In its ruling dated 09/06/2015, ref. no. II ZR 420 / 13, the German Federal Court of Justice (BGH) confirmed the potential duty of a shareholder to consent to leave a public corporation based on their duty of loyalty, consistent with its much discussed judgment of 19 / 10 / 2009, ref. no. II ZR 240 / 08 (“Restructure or exit”).
In the case in question, the claimant, a closed-end real estate fund in the form of a GbR (company under the German Civil Code), had demanded payment from the defendant of a shortfall in the dissolution balance sheet due to the defendant leaving the company. The claimant’s shareholders meeting had previously decided by a majority of more than 90 per cent that all shareholders should provide a restructuring contribution in the form of a capital reduction with a subsequent capital increase, and that any shareholder not providing this restructuring contribution should leave the company. The defendant had not consented to the decision and had refused to provide the required restructuring contribution.
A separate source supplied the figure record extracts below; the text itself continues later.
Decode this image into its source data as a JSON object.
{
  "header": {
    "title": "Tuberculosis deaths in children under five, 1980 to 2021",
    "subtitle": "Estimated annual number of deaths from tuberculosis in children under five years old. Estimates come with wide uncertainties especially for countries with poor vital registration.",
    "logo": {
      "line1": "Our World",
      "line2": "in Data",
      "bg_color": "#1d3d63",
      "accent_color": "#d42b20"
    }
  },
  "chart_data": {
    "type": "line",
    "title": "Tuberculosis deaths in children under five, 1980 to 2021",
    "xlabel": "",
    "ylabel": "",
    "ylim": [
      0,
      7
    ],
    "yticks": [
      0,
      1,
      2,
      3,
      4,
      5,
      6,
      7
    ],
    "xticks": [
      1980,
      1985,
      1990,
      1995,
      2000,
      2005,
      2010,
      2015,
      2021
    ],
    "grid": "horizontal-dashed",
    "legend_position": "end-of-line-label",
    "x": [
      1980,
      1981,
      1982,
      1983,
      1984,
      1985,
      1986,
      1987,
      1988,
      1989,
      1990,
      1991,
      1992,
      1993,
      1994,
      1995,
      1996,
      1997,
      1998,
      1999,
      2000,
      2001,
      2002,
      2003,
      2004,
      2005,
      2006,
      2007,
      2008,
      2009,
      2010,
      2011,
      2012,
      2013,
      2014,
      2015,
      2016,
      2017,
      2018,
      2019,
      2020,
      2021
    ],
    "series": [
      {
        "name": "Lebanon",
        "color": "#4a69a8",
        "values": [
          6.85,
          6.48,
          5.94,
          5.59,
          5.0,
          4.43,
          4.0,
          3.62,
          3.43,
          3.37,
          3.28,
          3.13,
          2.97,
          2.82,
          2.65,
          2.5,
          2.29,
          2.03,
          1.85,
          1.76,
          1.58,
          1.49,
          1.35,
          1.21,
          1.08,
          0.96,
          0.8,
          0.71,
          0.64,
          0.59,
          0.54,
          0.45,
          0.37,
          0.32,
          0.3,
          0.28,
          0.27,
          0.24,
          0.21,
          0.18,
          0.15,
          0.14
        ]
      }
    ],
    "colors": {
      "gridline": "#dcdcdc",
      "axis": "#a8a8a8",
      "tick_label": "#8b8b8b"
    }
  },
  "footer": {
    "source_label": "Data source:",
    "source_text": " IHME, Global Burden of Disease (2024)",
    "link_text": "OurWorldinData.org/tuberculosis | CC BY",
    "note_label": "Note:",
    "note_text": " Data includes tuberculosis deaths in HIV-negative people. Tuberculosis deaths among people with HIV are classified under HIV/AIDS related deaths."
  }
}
The background to this judgment is the question as to whether and under what circumstances it is possible to bind shareholders by a majority resolution, especially in relation to extensive cuts. A holdout problem may be created by dissenting shareholders, which can prevent a resolution being passed, particularly in restructuring situations where time is usually of the essence. The fact that the dissenting shareholders remain in the company and consequently benefit from the agreed restructuring measures is in conflict with the interests of shareholders who have contributed to the restructuring measures.
BGH draws on the “Restructure or exit” ruling from 2009
The BGH previously reached a fundamental judgment on this matter in 2009. According to the Court, loss of shareholder status due to a forced exit is only possible with the consent of the shareholder concerned. It stated that this consent could be provided by way of a clause inserted in the articles of association from the outset or added at a later date.
The Court held that a duty to consent was possible in cases where it is urgently necessary given due consideration to the existing corporate relationship or the existing legal relations between the shareholders, and where the shareholder can be reasonably expected to accept a change to the articles of association with due regard to his or her own interests. In the case in question, the shareholders unwilling to contribute were deemed not to have any superior interests that needed to be protected. These shareholders were not placed in a worse position by virtue of their exit, but were rather in a better position than if the company had been liquidated.
The issue of whether this duty of loyalty in a company arises from the contractual relationship between the shareholders or whether the actual effect on the financial interests of the other shareholders provides an obligation of consideration is disputed in the literature.
In its latest ruling, the BGH states that the articles of association form the basis for the duty of loyalty in a company and that they determine the scope and content of such duty. A duty of the shareholders to consent to their exit from the company under their duty of loyalty can also be possible without an express provision in the articles of association in exceptional cases, since this duty of loyalty is intrinsic to any shareholder relationship.
As such, the BGH relied solely on the contractual relationship between the shareholders for the purpose of establishing the duty of loyalty and did not deal with the arguments raised in the literature, meaning that the issue remains unresolved.
Summary: Duty of loyalty can establish a duty to consent
The practical outcome is that binding dissenting shareholders by way of a majority resolution is possible, even if this leads to them exiting the company in special situations. This is particularly relevant in restructuring scenarios and provides a welcome increase in legal certainty.